Air pollution from fireworks during festival of lights (Deepawali) in Howrah, India - a case study

B. THAKUR, S. CHAKRABORTY, A. DEBSARKAR, S. CHAKRABARTY, R. C. SRIVASTAVA

Abstract

Fireworks display during festive celebrations can cause acute short term air pollution. Deepawali –the festival of light– is celebrated in India, every year during October or November with great fireworks display. Concentration of air pollutants such as SPM (suspended particulate matter), PM10, PM2.5, SO2 y NO2 were monitored for six consecutive days during Deepawali in Salkia, a densely populated residential area near Kolkata, India, for assessing the impacts of fireworks on ambient air quality. The pollutant concentrations as recorded on Deepawali were found to be several times higher (6.44 times for SPM, 7.16 times for PM10, 5.35 times for PM2.5, 1.73 times for SO2 and 1.27 times for NO2) compared to a typical winter day value. The results indicated the huge contribution of fireworks on the pollutant levels. The particulate concentrations on Deepawali exceeded its respective 24 hour residential standards by several times (11.6 times for SPM, 22.3 times for PM10, and 34.3 times for PM2.5). Concentrations of metals like Ba, Cu, Cd, Pb, Hg, Al in collected PMPM2.5 were found to be increased by many times on Deepawali (56.72, 79.00, 16.67, 14.86, 12.00 and 6.26 times, respectively) compared to the previous day.

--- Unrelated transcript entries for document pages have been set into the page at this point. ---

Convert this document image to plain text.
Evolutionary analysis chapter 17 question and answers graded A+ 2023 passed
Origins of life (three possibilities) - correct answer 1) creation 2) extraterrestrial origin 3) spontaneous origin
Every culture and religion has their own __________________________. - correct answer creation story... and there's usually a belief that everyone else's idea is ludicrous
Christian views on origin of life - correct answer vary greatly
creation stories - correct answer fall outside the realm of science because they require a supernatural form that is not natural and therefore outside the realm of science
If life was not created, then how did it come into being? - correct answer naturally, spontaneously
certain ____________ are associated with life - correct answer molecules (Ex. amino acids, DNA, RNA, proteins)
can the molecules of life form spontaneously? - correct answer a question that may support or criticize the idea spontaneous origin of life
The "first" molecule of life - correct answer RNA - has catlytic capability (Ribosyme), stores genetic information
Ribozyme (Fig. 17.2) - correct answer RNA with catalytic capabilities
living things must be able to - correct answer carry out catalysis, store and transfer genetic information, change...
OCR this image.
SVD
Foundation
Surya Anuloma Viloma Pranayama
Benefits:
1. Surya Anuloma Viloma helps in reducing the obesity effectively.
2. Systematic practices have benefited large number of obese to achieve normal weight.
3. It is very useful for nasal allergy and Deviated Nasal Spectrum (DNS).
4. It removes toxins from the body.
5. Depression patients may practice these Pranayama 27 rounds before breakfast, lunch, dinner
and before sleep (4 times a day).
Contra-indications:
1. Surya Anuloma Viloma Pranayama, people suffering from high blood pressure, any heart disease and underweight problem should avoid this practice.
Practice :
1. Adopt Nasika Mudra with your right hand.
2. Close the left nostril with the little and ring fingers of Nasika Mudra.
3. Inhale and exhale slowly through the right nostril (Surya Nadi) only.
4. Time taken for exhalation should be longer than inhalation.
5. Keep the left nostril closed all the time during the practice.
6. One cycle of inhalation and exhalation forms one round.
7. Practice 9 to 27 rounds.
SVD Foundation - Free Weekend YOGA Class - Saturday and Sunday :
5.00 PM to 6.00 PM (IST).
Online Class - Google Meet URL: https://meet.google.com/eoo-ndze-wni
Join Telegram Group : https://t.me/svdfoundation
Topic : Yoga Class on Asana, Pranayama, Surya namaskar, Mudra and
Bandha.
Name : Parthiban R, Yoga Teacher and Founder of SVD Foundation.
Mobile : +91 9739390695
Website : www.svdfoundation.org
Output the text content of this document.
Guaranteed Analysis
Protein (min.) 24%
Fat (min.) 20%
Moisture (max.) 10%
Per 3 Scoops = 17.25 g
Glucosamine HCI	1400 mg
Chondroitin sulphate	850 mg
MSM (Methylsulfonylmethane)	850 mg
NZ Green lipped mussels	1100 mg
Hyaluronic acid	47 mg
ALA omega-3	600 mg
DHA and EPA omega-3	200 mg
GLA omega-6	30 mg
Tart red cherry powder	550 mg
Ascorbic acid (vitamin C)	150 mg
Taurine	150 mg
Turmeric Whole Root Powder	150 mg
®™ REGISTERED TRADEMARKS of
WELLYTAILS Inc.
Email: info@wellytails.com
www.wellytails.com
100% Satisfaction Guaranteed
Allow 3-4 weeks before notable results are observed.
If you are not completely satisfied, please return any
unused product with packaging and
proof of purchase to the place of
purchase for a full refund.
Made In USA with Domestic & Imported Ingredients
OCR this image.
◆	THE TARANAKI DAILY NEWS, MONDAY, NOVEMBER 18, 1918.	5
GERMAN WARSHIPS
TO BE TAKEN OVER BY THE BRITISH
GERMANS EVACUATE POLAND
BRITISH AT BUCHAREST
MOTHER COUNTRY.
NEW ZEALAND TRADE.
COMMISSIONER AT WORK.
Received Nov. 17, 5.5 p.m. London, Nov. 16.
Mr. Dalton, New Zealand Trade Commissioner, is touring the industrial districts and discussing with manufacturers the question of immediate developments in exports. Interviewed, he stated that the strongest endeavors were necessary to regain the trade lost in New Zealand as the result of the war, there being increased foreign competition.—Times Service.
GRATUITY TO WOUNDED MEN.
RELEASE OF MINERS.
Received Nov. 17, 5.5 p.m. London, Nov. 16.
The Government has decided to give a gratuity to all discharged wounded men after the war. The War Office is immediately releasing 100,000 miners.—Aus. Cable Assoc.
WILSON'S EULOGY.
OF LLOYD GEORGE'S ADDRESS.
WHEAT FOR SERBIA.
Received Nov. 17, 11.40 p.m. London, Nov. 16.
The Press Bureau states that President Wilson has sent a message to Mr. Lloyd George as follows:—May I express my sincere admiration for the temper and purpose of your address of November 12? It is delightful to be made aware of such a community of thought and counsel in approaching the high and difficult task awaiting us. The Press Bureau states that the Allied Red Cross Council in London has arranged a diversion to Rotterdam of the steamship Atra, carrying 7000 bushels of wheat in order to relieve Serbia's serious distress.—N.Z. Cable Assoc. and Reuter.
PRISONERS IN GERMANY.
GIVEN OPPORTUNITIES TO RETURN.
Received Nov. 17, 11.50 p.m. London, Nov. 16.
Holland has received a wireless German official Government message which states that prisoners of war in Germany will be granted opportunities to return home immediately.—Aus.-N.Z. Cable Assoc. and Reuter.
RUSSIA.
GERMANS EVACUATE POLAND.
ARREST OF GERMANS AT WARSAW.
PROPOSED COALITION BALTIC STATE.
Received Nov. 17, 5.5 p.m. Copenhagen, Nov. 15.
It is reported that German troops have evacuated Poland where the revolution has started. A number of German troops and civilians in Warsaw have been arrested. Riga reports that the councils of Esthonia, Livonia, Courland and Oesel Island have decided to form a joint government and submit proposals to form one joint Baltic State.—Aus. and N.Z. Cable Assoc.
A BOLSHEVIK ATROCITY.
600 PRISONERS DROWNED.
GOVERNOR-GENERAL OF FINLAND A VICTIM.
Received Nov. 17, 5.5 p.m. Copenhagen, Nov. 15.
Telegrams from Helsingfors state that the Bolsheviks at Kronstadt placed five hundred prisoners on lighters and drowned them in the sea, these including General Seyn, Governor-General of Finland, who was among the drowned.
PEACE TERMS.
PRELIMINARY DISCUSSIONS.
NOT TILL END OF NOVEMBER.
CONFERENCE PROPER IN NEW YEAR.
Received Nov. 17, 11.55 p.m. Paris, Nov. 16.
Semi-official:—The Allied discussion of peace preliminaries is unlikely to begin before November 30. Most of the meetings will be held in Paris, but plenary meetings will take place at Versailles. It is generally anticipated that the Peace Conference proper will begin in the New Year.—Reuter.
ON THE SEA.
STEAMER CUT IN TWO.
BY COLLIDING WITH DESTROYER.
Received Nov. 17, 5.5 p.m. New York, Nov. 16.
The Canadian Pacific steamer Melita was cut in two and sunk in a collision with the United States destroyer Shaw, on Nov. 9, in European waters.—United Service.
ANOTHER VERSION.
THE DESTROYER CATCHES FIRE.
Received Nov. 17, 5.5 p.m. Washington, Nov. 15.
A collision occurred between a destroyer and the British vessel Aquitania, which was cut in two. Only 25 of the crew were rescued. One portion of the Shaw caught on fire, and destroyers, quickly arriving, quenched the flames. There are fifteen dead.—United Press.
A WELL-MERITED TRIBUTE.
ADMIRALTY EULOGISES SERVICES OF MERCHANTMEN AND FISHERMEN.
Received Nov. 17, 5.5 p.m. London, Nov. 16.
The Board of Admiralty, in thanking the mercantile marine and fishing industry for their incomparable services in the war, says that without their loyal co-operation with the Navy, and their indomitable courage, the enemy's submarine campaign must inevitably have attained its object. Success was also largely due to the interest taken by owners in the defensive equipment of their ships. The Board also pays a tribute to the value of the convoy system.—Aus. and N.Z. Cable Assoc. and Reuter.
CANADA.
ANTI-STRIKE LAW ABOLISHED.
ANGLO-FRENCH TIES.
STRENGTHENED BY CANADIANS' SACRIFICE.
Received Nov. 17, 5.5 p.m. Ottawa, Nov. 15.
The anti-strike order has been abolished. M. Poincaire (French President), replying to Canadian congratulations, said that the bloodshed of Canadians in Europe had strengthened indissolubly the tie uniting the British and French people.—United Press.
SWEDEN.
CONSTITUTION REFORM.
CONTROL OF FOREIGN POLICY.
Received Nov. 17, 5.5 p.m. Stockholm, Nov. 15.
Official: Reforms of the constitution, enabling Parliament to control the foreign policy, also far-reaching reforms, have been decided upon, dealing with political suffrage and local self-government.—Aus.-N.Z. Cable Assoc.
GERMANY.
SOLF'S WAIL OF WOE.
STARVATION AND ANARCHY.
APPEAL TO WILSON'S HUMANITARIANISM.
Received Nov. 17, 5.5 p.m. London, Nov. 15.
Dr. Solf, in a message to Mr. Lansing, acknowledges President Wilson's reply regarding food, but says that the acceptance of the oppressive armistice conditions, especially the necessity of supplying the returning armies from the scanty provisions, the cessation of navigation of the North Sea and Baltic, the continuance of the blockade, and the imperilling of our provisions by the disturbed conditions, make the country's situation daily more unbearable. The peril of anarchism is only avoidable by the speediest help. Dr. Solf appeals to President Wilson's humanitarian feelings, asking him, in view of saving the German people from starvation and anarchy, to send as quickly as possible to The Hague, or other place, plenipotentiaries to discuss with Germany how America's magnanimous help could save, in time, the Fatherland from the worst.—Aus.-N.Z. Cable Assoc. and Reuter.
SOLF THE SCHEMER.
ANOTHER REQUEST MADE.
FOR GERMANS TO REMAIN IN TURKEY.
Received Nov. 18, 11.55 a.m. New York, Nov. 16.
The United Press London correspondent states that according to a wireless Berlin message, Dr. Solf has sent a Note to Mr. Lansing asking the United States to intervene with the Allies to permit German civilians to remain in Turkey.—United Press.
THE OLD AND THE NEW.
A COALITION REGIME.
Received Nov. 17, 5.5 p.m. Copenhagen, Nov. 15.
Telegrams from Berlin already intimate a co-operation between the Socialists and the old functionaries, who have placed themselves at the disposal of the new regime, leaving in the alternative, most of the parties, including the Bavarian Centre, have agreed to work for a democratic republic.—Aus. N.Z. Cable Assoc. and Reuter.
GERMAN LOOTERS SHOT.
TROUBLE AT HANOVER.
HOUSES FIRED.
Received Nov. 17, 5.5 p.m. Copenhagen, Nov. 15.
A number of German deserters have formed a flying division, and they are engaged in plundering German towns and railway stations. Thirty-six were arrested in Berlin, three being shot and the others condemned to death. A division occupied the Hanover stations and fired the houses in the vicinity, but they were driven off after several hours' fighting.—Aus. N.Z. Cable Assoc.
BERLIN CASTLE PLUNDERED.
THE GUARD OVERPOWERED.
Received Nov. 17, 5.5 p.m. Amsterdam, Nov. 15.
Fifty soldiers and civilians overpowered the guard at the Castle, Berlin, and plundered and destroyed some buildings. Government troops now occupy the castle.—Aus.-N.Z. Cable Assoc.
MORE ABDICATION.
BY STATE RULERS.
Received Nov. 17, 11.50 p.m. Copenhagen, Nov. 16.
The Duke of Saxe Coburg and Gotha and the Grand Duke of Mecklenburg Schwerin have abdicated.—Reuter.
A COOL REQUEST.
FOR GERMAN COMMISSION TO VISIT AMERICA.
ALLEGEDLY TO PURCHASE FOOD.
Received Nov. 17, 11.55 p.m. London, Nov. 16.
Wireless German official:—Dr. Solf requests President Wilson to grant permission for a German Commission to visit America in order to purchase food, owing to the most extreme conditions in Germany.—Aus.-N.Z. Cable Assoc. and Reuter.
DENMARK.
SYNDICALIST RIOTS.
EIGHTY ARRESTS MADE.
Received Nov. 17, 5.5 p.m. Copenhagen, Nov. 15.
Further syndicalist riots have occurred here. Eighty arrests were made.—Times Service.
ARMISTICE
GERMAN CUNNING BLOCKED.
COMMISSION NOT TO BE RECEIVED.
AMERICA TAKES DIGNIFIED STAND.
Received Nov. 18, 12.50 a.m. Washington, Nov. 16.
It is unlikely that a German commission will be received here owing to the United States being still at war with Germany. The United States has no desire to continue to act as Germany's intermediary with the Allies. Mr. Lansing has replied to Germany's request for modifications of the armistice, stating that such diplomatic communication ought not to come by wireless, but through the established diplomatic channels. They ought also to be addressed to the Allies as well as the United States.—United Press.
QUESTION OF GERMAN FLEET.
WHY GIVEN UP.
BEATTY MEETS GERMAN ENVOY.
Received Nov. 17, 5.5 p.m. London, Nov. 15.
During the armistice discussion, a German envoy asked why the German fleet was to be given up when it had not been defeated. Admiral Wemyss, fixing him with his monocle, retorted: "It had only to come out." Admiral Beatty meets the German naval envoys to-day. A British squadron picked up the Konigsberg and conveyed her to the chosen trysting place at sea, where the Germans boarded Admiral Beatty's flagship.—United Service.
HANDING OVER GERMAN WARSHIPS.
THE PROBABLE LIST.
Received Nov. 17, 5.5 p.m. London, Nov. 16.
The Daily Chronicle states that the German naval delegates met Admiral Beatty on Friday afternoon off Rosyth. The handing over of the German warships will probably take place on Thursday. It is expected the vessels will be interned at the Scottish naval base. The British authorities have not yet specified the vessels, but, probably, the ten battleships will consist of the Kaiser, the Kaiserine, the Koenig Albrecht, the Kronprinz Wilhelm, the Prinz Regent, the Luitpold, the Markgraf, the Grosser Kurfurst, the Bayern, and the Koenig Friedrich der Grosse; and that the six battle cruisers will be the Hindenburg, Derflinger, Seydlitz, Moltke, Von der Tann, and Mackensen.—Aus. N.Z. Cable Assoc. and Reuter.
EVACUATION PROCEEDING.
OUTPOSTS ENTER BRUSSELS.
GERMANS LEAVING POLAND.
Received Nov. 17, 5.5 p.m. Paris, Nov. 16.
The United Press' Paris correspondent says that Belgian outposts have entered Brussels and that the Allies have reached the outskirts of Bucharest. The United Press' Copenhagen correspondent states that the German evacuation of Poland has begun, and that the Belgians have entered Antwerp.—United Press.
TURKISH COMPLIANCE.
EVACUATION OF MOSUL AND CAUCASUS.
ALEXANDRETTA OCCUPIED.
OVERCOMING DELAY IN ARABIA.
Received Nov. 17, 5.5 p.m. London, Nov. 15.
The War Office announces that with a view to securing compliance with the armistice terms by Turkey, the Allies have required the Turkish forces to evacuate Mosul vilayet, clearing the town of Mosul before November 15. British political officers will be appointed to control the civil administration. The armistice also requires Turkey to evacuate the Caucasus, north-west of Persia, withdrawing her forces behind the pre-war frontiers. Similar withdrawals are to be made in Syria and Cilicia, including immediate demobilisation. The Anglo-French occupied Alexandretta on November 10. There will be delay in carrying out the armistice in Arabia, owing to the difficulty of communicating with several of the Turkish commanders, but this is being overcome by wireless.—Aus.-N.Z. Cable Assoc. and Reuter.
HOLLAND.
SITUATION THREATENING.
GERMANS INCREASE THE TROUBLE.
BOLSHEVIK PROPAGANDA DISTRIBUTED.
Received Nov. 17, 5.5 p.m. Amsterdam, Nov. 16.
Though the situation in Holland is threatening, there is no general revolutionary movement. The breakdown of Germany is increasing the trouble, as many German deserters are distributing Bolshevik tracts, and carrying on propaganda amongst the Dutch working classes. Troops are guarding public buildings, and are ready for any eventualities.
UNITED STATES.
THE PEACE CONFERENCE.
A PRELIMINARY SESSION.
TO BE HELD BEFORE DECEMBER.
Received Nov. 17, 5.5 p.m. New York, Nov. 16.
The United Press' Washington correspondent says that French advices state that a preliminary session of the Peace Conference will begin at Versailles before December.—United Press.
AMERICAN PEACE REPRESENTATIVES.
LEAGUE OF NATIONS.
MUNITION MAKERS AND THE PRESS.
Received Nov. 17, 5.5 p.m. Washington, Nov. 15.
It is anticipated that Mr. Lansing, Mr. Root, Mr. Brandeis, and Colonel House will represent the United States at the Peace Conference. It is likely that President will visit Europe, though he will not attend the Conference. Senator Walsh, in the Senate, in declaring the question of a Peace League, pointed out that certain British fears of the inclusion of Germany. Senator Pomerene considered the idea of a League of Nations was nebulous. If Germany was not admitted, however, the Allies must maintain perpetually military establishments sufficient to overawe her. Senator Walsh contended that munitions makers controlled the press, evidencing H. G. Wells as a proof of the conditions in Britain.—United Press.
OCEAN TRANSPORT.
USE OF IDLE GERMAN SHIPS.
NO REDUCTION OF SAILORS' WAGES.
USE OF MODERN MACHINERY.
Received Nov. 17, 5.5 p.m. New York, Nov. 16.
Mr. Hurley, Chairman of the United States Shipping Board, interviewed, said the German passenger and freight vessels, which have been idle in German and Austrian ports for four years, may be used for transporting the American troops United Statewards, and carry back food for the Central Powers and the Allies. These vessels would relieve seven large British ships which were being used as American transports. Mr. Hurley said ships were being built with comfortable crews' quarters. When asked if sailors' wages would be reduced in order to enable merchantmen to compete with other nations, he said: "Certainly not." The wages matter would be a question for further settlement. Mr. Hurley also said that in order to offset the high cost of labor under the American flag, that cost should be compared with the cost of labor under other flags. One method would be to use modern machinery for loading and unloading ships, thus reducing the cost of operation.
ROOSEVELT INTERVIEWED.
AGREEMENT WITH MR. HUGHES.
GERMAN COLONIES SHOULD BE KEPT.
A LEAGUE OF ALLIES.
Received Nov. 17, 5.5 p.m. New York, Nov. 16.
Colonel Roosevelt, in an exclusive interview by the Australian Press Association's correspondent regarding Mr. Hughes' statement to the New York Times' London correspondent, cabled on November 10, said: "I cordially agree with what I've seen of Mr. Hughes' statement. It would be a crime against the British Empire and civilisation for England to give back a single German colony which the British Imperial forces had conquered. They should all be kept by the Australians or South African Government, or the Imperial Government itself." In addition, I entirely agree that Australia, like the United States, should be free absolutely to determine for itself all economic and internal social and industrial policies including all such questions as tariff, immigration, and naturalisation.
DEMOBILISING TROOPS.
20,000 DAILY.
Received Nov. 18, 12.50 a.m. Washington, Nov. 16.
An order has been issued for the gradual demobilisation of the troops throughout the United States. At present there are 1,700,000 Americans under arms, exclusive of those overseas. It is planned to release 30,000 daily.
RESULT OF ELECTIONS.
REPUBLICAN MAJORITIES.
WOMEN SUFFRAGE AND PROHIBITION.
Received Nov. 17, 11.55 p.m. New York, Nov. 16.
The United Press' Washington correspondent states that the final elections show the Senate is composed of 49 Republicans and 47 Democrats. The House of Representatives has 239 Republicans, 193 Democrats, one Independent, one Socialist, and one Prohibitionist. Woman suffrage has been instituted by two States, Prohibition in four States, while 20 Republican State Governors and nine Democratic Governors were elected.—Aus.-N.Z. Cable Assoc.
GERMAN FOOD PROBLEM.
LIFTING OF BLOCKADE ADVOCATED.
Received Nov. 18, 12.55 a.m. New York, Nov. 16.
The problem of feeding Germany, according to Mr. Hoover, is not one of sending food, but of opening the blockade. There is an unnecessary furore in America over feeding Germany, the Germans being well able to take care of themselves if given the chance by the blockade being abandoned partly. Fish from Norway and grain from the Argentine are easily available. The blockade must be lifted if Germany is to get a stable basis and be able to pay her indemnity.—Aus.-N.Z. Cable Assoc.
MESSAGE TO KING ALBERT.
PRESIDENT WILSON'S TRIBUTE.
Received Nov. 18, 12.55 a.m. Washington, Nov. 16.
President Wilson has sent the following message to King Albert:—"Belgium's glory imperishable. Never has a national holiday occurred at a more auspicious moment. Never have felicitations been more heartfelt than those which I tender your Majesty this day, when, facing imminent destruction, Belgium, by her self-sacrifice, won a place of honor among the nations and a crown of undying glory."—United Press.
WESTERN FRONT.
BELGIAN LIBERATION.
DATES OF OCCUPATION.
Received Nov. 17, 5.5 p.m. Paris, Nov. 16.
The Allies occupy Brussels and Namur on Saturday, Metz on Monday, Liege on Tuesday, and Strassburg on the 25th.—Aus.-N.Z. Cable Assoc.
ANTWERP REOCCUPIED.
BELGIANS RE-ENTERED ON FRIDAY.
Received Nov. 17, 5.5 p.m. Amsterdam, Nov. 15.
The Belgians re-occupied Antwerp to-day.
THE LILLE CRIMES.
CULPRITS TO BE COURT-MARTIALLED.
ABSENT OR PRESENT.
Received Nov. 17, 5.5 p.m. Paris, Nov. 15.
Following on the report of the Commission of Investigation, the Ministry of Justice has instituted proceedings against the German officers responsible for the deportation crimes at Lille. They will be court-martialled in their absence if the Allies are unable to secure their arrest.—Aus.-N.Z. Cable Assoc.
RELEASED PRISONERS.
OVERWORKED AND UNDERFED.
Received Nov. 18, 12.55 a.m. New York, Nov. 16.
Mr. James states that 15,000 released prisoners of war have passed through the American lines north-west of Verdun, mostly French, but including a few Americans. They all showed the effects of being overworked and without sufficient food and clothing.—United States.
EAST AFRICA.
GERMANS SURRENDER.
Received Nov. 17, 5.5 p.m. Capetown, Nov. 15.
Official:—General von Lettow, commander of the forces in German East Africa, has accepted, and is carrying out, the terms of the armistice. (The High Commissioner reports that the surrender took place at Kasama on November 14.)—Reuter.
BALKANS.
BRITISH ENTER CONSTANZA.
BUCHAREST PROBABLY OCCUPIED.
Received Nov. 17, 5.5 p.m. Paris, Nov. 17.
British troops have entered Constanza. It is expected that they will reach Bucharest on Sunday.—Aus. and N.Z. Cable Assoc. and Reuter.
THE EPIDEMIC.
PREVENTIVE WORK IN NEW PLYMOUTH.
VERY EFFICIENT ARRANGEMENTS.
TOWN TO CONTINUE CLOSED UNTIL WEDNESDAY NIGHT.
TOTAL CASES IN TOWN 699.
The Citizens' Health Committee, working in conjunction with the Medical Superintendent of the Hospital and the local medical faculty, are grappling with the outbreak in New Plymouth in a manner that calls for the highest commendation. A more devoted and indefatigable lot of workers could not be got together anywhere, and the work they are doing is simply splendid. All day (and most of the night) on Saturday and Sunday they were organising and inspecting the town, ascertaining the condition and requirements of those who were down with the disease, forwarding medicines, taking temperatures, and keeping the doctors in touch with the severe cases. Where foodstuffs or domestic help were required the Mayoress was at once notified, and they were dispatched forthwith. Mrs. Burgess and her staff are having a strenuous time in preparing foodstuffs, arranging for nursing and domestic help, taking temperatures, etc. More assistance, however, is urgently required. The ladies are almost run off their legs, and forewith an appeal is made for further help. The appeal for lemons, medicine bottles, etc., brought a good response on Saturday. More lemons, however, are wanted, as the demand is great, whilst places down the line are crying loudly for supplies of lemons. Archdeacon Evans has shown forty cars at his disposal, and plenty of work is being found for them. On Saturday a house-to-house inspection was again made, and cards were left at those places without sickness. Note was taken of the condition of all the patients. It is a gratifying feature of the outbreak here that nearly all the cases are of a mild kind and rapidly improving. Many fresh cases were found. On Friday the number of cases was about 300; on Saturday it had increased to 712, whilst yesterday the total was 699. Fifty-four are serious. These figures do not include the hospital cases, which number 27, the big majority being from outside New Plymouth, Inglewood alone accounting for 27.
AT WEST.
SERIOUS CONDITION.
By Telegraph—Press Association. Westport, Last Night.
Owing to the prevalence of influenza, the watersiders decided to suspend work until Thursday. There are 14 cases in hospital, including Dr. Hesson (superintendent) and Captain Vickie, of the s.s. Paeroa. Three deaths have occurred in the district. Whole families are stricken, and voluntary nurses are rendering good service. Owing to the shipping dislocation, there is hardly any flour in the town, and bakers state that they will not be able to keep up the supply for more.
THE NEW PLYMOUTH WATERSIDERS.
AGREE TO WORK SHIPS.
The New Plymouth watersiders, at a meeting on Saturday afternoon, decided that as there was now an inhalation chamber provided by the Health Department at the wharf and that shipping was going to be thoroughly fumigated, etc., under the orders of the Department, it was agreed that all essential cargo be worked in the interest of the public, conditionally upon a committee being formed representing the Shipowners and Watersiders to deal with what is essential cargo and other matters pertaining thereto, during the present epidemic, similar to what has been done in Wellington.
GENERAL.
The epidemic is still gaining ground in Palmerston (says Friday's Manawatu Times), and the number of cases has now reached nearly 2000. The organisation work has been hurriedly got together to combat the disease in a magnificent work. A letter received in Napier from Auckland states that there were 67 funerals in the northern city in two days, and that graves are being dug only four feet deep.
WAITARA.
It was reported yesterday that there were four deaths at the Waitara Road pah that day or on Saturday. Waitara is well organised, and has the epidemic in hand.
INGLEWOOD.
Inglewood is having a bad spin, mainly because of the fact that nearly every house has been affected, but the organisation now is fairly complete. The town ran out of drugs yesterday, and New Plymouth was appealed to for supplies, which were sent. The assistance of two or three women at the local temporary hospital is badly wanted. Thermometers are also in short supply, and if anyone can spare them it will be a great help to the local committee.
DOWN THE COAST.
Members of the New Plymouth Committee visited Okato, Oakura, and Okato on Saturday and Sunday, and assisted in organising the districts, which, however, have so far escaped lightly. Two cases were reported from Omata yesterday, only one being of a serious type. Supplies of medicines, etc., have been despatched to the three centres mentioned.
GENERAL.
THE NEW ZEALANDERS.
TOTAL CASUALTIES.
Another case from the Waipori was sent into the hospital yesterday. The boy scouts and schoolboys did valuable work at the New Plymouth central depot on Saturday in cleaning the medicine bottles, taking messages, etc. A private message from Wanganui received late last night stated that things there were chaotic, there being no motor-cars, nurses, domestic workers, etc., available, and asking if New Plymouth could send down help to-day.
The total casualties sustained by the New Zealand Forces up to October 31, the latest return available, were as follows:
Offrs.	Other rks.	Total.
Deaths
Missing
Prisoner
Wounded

The probable health impact of this huge though short-lived deterioration of the ambient air quality is estimated through Monte Carlo's simulation in terms of increase in relative risk of mortality and morbidity in exposed individuals and found to be extremely high. It suggests some controls on fireworks during festive celebrations.

Keywords

Air pollution; firework; festival; health impact, relative risk.